Conn. May Sue Kirby Co. for the Hard Sell on Vacuums
The Connecticut Attorney General's office has a little clean up work to do. The office has been asked by the state Department of Consumer Protection to sue a vacuum cleaner maker and its in-state distributors. The company, Kirby Co., has been accused by the state consumer protection agency of using aggressive, hard sell tactics and unethical business practices.
One of the high-pressure tactics: sales reps refusing to leave a costumer's home, reports the New Haven Register. Other consumer protection violations include the failure to return the original contract when cancelled and a failure to inform customers of their right to cancel a contract within three days.
Jerry Farrell Jr., the state Consumer Protection Commissioner, received complaints from consumers for the last two years regarding Kirby Co. and its affiliates, the Register reports. Consumer protection agencies like the Connecticut Department of Consumer Protection are often responsible for helping protect consumers. This includes accepting and investigating consumer complaints and enforcing consumer protection laws.

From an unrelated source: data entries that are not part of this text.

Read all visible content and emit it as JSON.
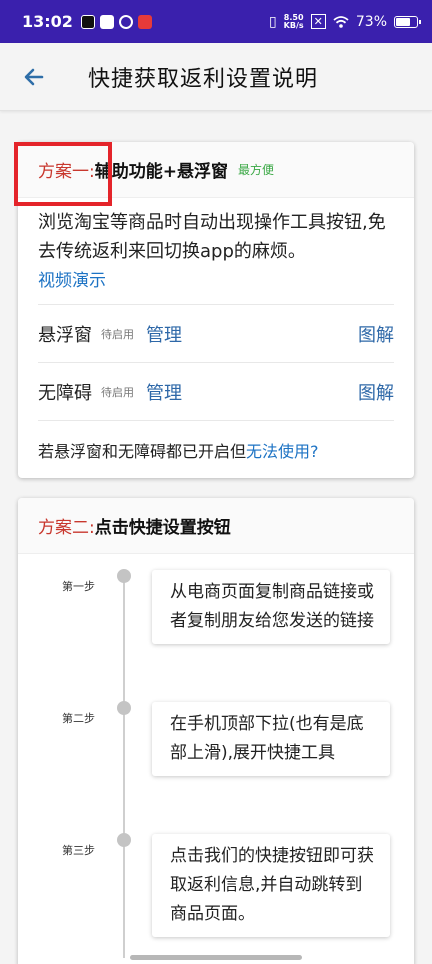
{
  "status_bar": {
    "time": "13:02",
    "net_speed_value": "8.50",
    "net_speed_unit": "KB/s",
    "battery": "73%",
    "battery_level": 0.73
  },
  "header": {
    "title": "快捷获取返利设置说明"
  },
  "plan1": {
    "prefix": "方案一:",
    "title": "辅助功能+悬浮窗",
    "tag": "最方便",
    "description": "浏览淘宝等商品时自动出现操作工具按钮,免去传统返利来回切换app的麻烦。",
    "video_link": "视频演示",
    "rows": [
      {
        "name": "悬浮窗",
        "state": "待启用",
        "manage": "管理",
        "diagram": "图解"
      },
      {
        "name": "无障碍",
        "state": "待启用",
        "manage": "管理",
        "diagram": "图解"
      }
    ],
    "question": "若悬浮窗和无障碍都已开启但",
    "question_link": "无法使用?"
  },
  "plan2": {
    "prefix": "方案二:",
    "title": "点击快捷设置按钮",
    "steps": [
      {
        "label": "第一步",
        "text": "从电商页面复制商品链接或者复制朋友给您发送的链接"
      },
      {
        "label": "第二步",
        "text": "在手机顶部下拉(也有是底部上滑),展开快捷工具"
      },
      {
        "label": "第三步",
        "text": "点击我们的快捷按钮即可获取返利信息,并自动跳转到商品页面。"
      }
    ]
  },
  "colors": {
    "status_bar": "#3a20ad",
    "accent_red": "#c8372d",
    "link_blue": "#2e68a8",
    "tag_green": "#3aa845",
    "highlight_box": "#e4242a"
  }
}
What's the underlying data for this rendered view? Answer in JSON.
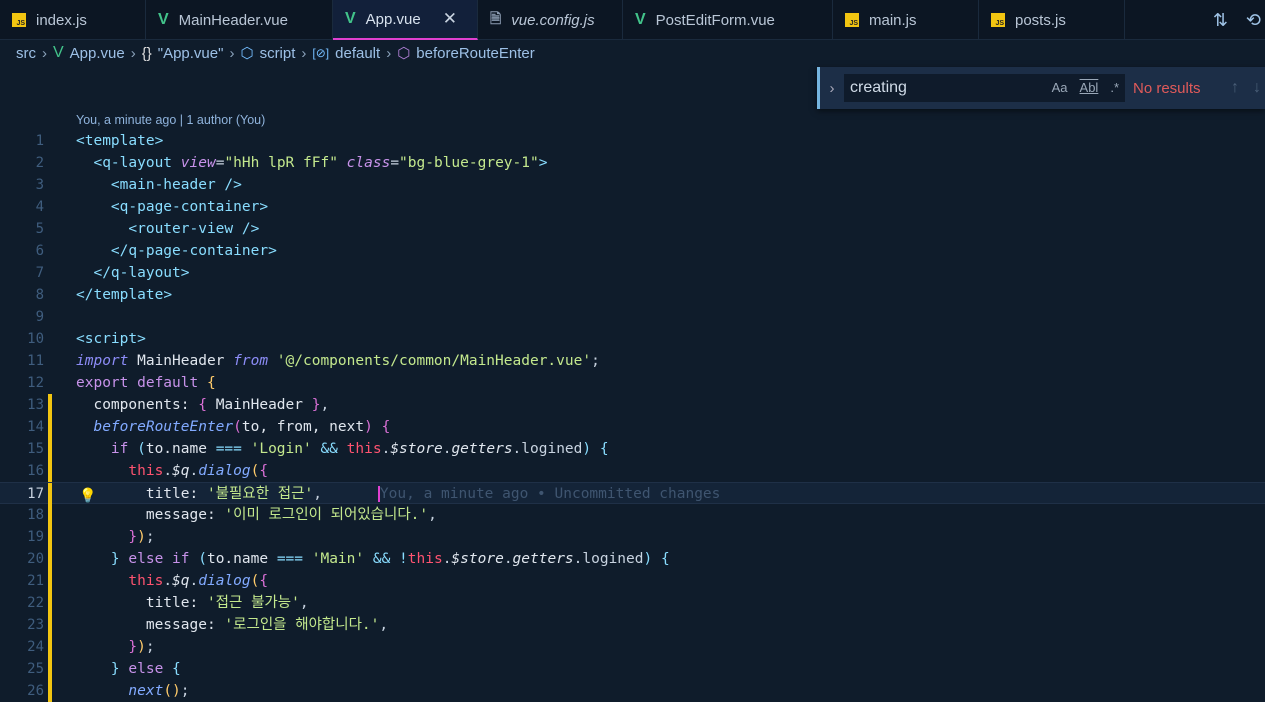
{
  "tabs": [
    {
      "label": "index.js",
      "icon": "js-icon",
      "w": 146
    },
    {
      "label": "MainHeader.vue",
      "icon": "vue-icon",
      "w": 187
    },
    {
      "label": "App.vue",
      "icon": "vue-icon",
      "w": 145,
      "active": true
    },
    {
      "label": "vue.config.js",
      "icon": "config-file-icon",
      "w": 145,
      "italic": true
    },
    {
      "label": "PostEditForm.vue",
      "icon": "vue-icon",
      "w": 210
    },
    {
      "label": "main.js",
      "icon": "js-icon",
      "w": 146
    },
    {
      "label": "posts.js",
      "icon": "js-icon",
      "w": 146
    }
  ],
  "breadcrumb": [
    "src",
    "App.vue",
    "\"App.vue\"",
    "script",
    "default",
    "beforeRouteEnter"
  ],
  "find": {
    "query": "creating",
    "match_case": "Aa",
    "whole_word": "Abl",
    "regex": ".*",
    "result": "No results"
  },
  "blame_header": "You, a minute ago | 1 author (You)",
  "inline_blame": "You, a minute ago • Uncommitted changes",
  "current_line": 17,
  "accent_color": "#e040d0",
  "lines": [
    [
      [
        "t-tag",
        "<"
      ],
      [
        "t-tn",
        "template"
      ],
      [
        "t-tag",
        ">"
      ]
    ],
    [
      [
        "t-tag",
        "  <"
      ],
      [
        "t-tn",
        "q-layout "
      ],
      [
        "t-attr",
        "view"
      ],
      [
        "t-p",
        "="
      ],
      [
        "t-str",
        "\"hHh lpR fFf\" "
      ],
      [
        "t-attr",
        "class"
      ],
      [
        "t-p",
        "="
      ],
      [
        "t-str",
        "\"bg-blue-grey-1\""
      ],
      [
        "t-tag",
        ">"
      ]
    ],
    [
      [
        "t-tag",
        "    <"
      ],
      [
        "t-tn",
        "main-header "
      ],
      [
        "t-tag",
        "/>"
      ]
    ],
    [
      [
        "t-tag",
        "    <"
      ],
      [
        "t-tn",
        "q-page-container"
      ],
      [
        "t-tag",
        ">"
      ]
    ],
    [
      [
        "t-tag",
        "      <"
      ],
      [
        "t-tn",
        "router-view "
      ],
      [
        "t-tag",
        "/>"
      ]
    ],
    [
      [
        "t-tag",
        "    </"
      ],
      [
        "t-tn",
        "q-page-container"
      ],
      [
        "t-tag",
        ">"
      ]
    ],
    [
      [
        "t-tag",
        "  </"
      ],
      [
        "t-tn",
        "q-layout"
      ],
      [
        "t-tag",
        ">"
      ]
    ],
    [
      [
        "t-tag",
        "</"
      ],
      [
        "t-tn",
        "template"
      ],
      [
        "t-tag",
        ">"
      ]
    ],
    [],
    [
      [
        "t-tag",
        "<"
      ],
      [
        "t-tn",
        "script"
      ],
      [
        "t-tag",
        ">"
      ]
    ],
    [
      [
        "t-kw",
        "import "
      ],
      [
        "t-prop",
        "MainHeader "
      ],
      [
        "t-kw",
        "from "
      ],
      [
        "t-str",
        "'@/components/common/MainHeader.vue'"
      ],
      [
        "t-p",
        ";"
      ]
    ],
    [
      [
        "t-kw2",
        "export default "
      ],
      [
        "t-br",
        "{"
      ]
    ],
    [
      [
        "t-prop",
        "  components: "
      ],
      [
        "t-br2",
        "{ "
      ],
      [
        "t-prop",
        "MainHeader "
      ],
      [
        "t-br2",
        "}"
      ],
      [
        "t-p",
        ","
      ]
    ],
    [
      [
        "t-fn",
        "  beforeRouteEnter"
      ],
      [
        "t-br2",
        "("
      ],
      [
        "t-prop",
        "to, from, next"
      ],
      [
        "t-br2",
        ")"
      ],
      [
        "t-p",
        " "
      ],
      [
        "t-br2",
        "{"
      ]
    ],
    [
      [
        "t-kw2",
        "    if "
      ],
      [
        "t-br3",
        "("
      ],
      [
        "t-prop",
        "to.name "
      ],
      [
        "t-op",
        "=== "
      ],
      [
        "t-str",
        "'Login' "
      ],
      [
        "t-op",
        "&& "
      ],
      [
        "t-this",
        "this"
      ],
      [
        "t-p",
        "."
      ],
      [
        "t-it",
        "$store"
      ],
      [
        "t-p",
        "."
      ],
      [
        "t-it",
        "getters"
      ],
      [
        "t-p",
        ".logined"
      ],
      [
        "t-br3",
        ")"
      ],
      [
        "t-p",
        " "
      ],
      [
        "t-br3",
        "{"
      ]
    ],
    [
      [
        "t-this",
        "      this"
      ],
      [
        "t-p",
        "."
      ],
      [
        "t-it",
        "$q"
      ],
      [
        "t-p",
        "."
      ],
      [
        "t-fn",
        "dialog"
      ],
      [
        "t-br",
        "("
      ],
      [
        "t-br2",
        "{"
      ]
    ],
    [
      [
        "t-prop",
        "        title: "
      ],
      [
        "t-str",
        "'불필요한 접근'"
      ],
      [
        "t-p",
        ","
      ]
    ],
    [
      [
        "t-prop",
        "        message: "
      ],
      [
        "t-str",
        "'이미 로그인이 되어있습니다.'"
      ],
      [
        "t-p",
        ","
      ]
    ],
    [
      [
        "t-br2",
        "      }"
      ],
      [
        "t-br",
        ")"
      ],
      [
        "t-p",
        ";"
      ]
    ],
    [
      [
        "t-br3",
        "    } "
      ],
      [
        "t-kw2",
        "else if "
      ],
      [
        "t-br3",
        "("
      ],
      [
        "t-prop",
        "to.name "
      ],
      [
        "t-op",
        "=== "
      ],
      [
        "t-str",
        "'Main' "
      ],
      [
        "t-op",
        "&& !"
      ],
      [
        "t-this",
        "this"
      ],
      [
        "t-p",
        "."
      ],
      [
        "t-it",
        "$store"
      ],
      [
        "t-p",
        "."
      ],
      [
        "t-it",
        "getters"
      ],
      [
        "t-p",
        ".logined"
      ],
      [
        "t-br3",
        ")"
      ],
      [
        "t-p",
        " "
      ],
      [
        "t-br3",
        "{"
      ]
    ],
    [
      [
        "t-this",
        "      this"
      ],
      [
        "t-p",
        "."
      ],
      [
        "t-it",
        "$q"
      ],
      [
        "t-p",
        "."
      ],
      [
        "t-fn",
        "dialog"
      ],
      [
        "t-br",
        "("
      ],
      [
        "t-br2",
        "{"
      ]
    ],
    [
      [
        "t-prop",
        "        title: "
      ],
      [
        "t-str",
        "'접근 불가능'"
      ],
      [
        "t-p",
        ","
      ]
    ],
    [
      [
        "t-prop",
        "        message: "
      ],
      [
        "t-str",
        "'로그인을 해야합니다.'"
      ],
      [
        "t-p",
        ","
      ]
    ],
    [
      [
        "t-br2",
        "      }"
      ],
      [
        "t-br",
        ")"
      ],
      [
        "t-p",
        ";"
      ]
    ],
    [
      [
        "t-br3",
        "    } "
      ],
      [
        "t-kw2",
        "else "
      ],
      [
        "t-br3",
        "{"
      ]
    ],
    [
      [
        "t-fn",
        "      next"
      ],
      [
        "t-br",
        "()"
      ],
      [
        "t-p",
        ";"
      ]
    ]
  ]
}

"We believe it’s time for a clean sweep of their business policies and practices,” Farrell told the Register. “We also have numerous claims of consumers’ carpets that have been damaged during a sales call.”
Kirby states it is ready to discuss the allegations with Attorney General Richard Blumenthal's office. The company denies all allegations, but says it too wants to clean up its sales standards. Kirby Co. spokeswoman Hallie Haniewich, says Kirby has proposed a plan to hold its distributors to a standard higher than required by Connecticut law. Haniewich said company officials were “disappointed to learn ... that despite this cooperation,” Farrell had asked Blumenthal’s office to sue Kirby and its affiliates.
Attorney General Blumenthal may also take action against Kirby affiliates United Consumer Financial Services, a national sales finance company specializing in consumer retail installment sales contracts, as well as the Scott Fetzer Co., which owns UCFS, reports the Register.
Blumenthal is still considering whether or not action against Kirby Co. by his office is necessary. In statement issued November 8, he said, “We are continuing to review these deeply disturbing allegations to determine what legal action is warranted.”